Après analyses, les chercheurs ont constaté que les effets de la lutéoline sont étroitement associés à l’expression des endothélines. Chez les souris traitées avec le flavonoïde, l’expression de la protéine a été remarquablement bien conservée. Cela aurait favorisé l’activation de voies de signalisation saines empêchant le déclin des mélanocytes accompagnant habituellement le grisonnement.
« Il est intéressant de noter que la lutéoline a des effets limités sur le cycle capillaire, ce qui indique que son impact principal concerne la pigmentation plutôt que la croissance ou la chute des cheveux », explique Kato. « Cette action ciblée fait de la lutéoline un candidat prometteur pour retarder le grisonnement des cheveux lié à l’âge », affirme-t-il.
Ces résultats ouvrent des pistes pour de potentielles applications cliniques, sans compter qu’outre les légumes, la lutéoline est déjà disponible sous forme de compléments topiques et oraux. À terme, le composé pourrait notamment devenir un ingrédient clé des soins capillaires pour retarder la progression du grisonnement des cheveux.

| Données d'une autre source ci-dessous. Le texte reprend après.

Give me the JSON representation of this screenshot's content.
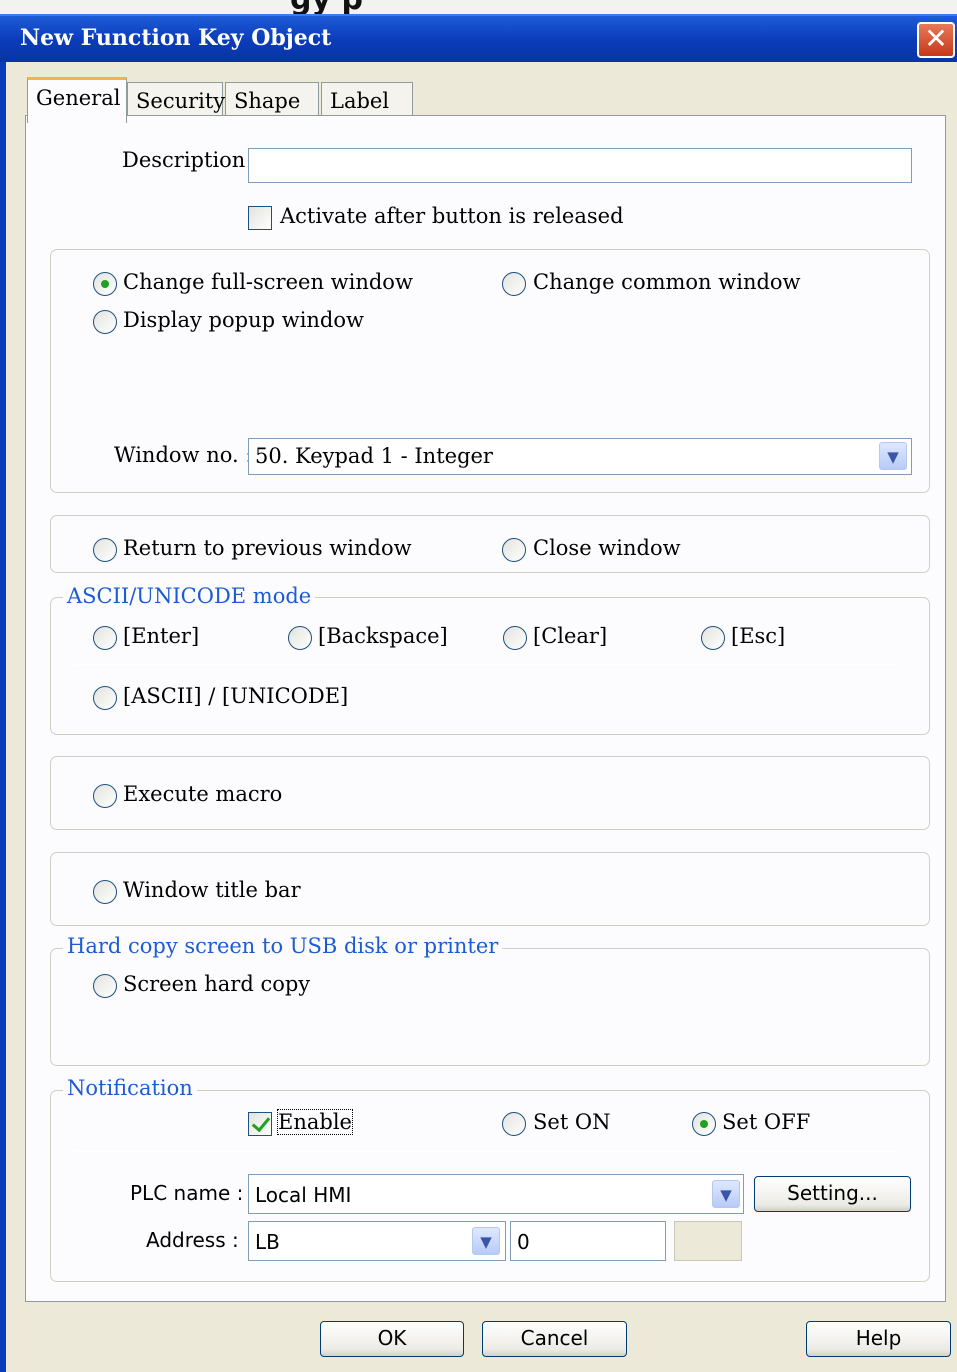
{
  "window": {
    "title": "New  Function Key Object",
    "close_icon": "close-icon",
    "top_strip_text": "gy p"
  },
  "tabs": [
    {
      "label": "General",
      "active": true
    },
    {
      "label": "Security",
      "active": false
    },
    {
      "label": "Shape",
      "active": false
    },
    {
      "label": "Label",
      "active": false
    }
  ],
  "general": {
    "description_label": "Description :",
    "description_value": "",
    "activate_after_release_label": "Activate after button is released",
    "activate_after_release_checked": false
  },
  "window_group": {
    "change_fullscreen_label": "Change full-screen window",
    "change_common_label": "Change common window",
    "display_popup_label": "Display popup window",
    "selected": "Change full-screen window",
    "window_no_label": "Window no. :",
    "window_no_value": "50. Keypad 1 - Integer"
  },
  "return_group": {
    "return_previous_label": "Return to previous window",
    "close_window_label": "Close window"
  },
  "ascii_group": {
    "legend": "ASCII/UNICODE mode",
    "enter_label": "[Enter]",
    "backspace_label": "[Backspace]",
    "clear_label": "[Clear]",
    "esc_label": "[Esc]",
    "ascii_unicode_label": "[ASCII] / [UNICODE]"
  },
  "macro_group": {
    "execute_macro_label": "Execute macro"
  },
  "titlebar_group": {
    "window_title_bar_label": "Window title bar"
  },
  "hardcopy_group": {
    "legend": "Hard copy screen to USB disk or printer",
    "screen_hard_copy_label": "Screen hard copy"
  },
  "notification": {
    "legend": "Notification",
    "enable_label": "Enable",
    "enable_checked": true,
    "set_on_label": "Set ON",
    "set_off_label": "Set OFF",
    "selected": "Set OFF",
    "plc_name_label": "PLC name :",
    "plc_name_value": "Local HMI",
    "setting_button": "Setting...",
    "address_label": "Address :",
    "address_device_value": "LB",
    "address_value": "0"
  },
  "footer": {
    "ok": "OK",
    "cancel": "Cancel",
    "help": "Help"
  },
  "colors": {
    "titlebar": "#0a3bb8",
    "legend_text": "#1c5cd2",
    "active_tab_accent": "#f3b63b",
    "radio_dot": "#21a121"
  }
}
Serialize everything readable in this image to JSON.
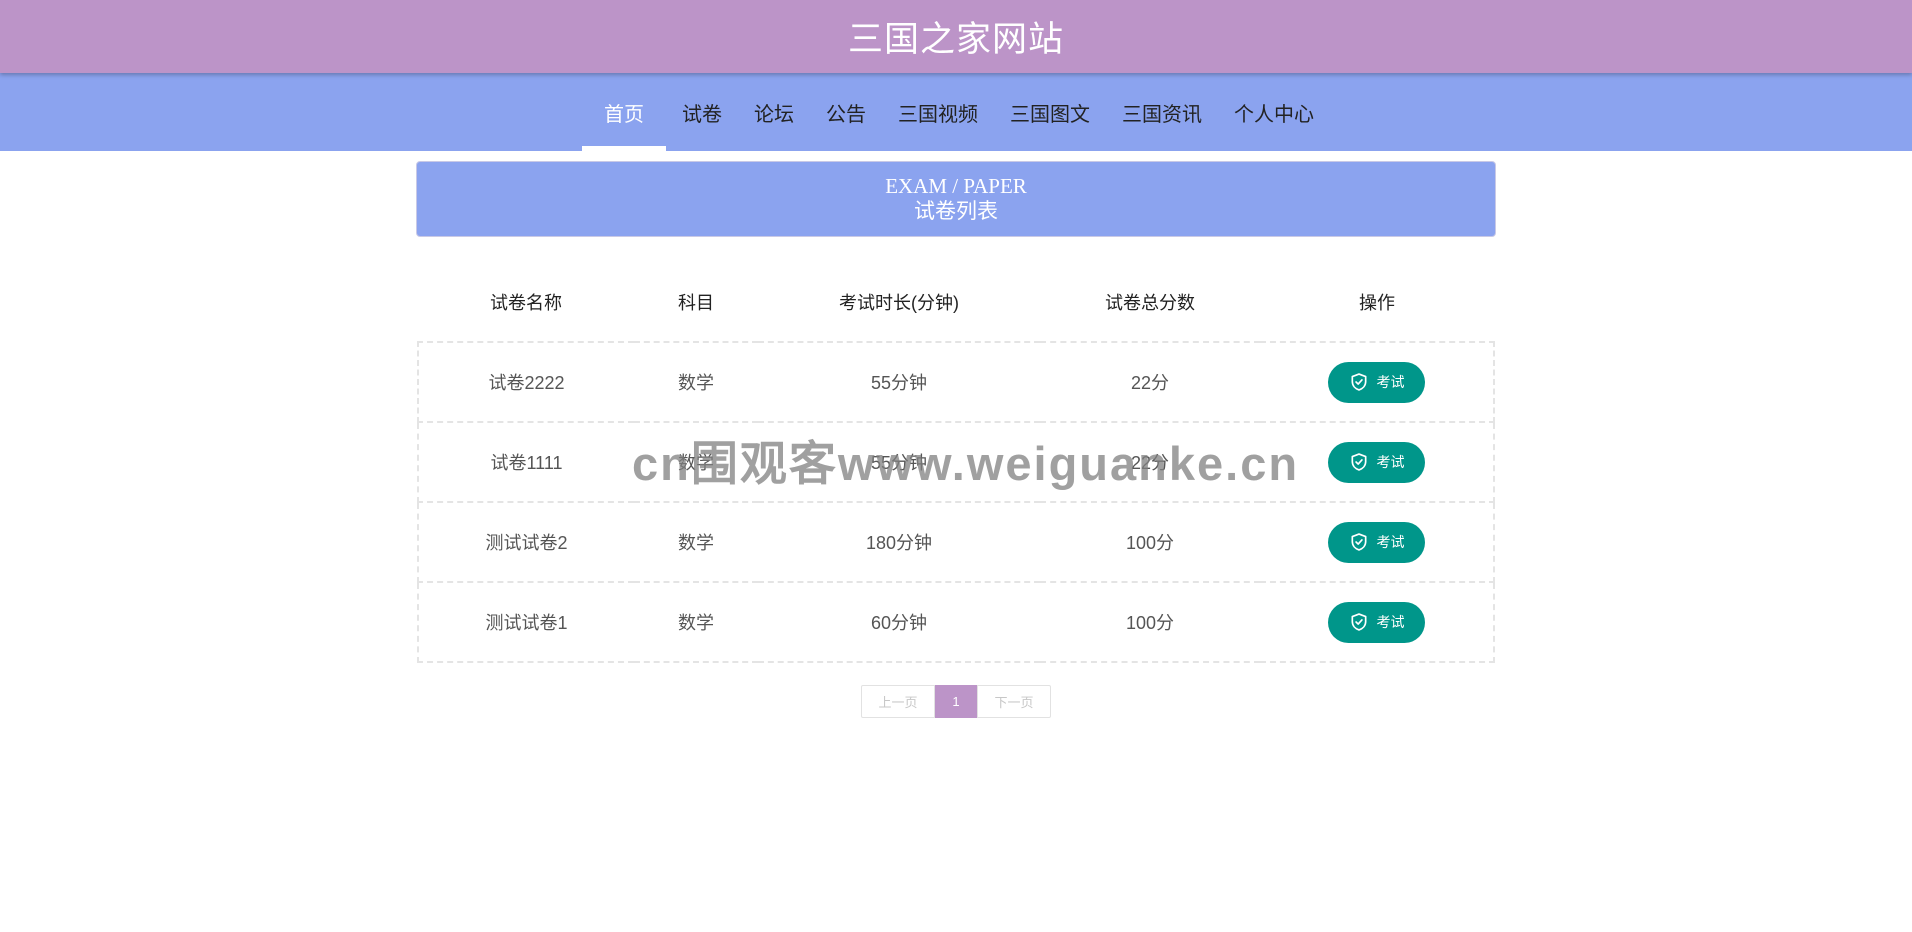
{
  "site": {
    "title": "三国之家网站"
  },
  "nav": {
    "items": [
      {
        "label": "首页",
        "active": true
      },
      {
        "label": "试卷"
      },
      {
        "label": "论坛"
      },
      {
        "label": "公告"
      },
      {
        "label": "三国视频"
      },
      {
        "label": "三国图文"
      },
      {
        "label": "三国资讯"
      },
      {
        "label": "个人中心"
      }
    ]
  },
  "banner": {
    "title": "EXAM / PAPER",
    "subtitle": "试卷列表"
  },
  "table": {
    "headers": [
      "试卷名称",
      "科目",
      "考试时长(分钟)",
      "试卷总分数",
      "操作"
    ],
    "rows": [
      {
        "name": "试卷2222",
        "subject": "数学",
        "duration": "55分钟",
        "score": "22分",
        "action": "考试"
      },
      {
        "name": "试卷1111",
        "subject": "数学",
        "duration": "55分钟",
        "score": "22分",
        "action": "考试"
      },
      {
        "name": "测试试卷2",
        "subject": "数学",
        "duration": "180分钟",
        "score": "100分",
        "action": "考试"
      },
      {
        "name": "测试试卷1",
        "subject": "数学",
        "duration": "60分钟",
        "score": "100分",
        "action": "考试"
      }
    ]
  },
  "pagination": {
    "prev": "上一页",
    "current": "1",
    "next": "下一页"
  },
  "watermark": "cn围观客www.weiguanke.cn",
  "colors": {
    "header": "#bc94c8",
    "nav": "#8ba3ef",
    "button": "#00968a"
  }
}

En prochaine étape, l’équipe de recherche prévoit d’explorer plus avant les effets de la lutéoline sur les autres processus liés au vieillissement. « Il serait intéressant de déterminer si les effets anti-âge de la lutéoline pourraient également être appliqués à d’autres changements liés à l’âge, notamment la calvitie », conclut Takumi Kanagawa, également coauteur principal de l’étude.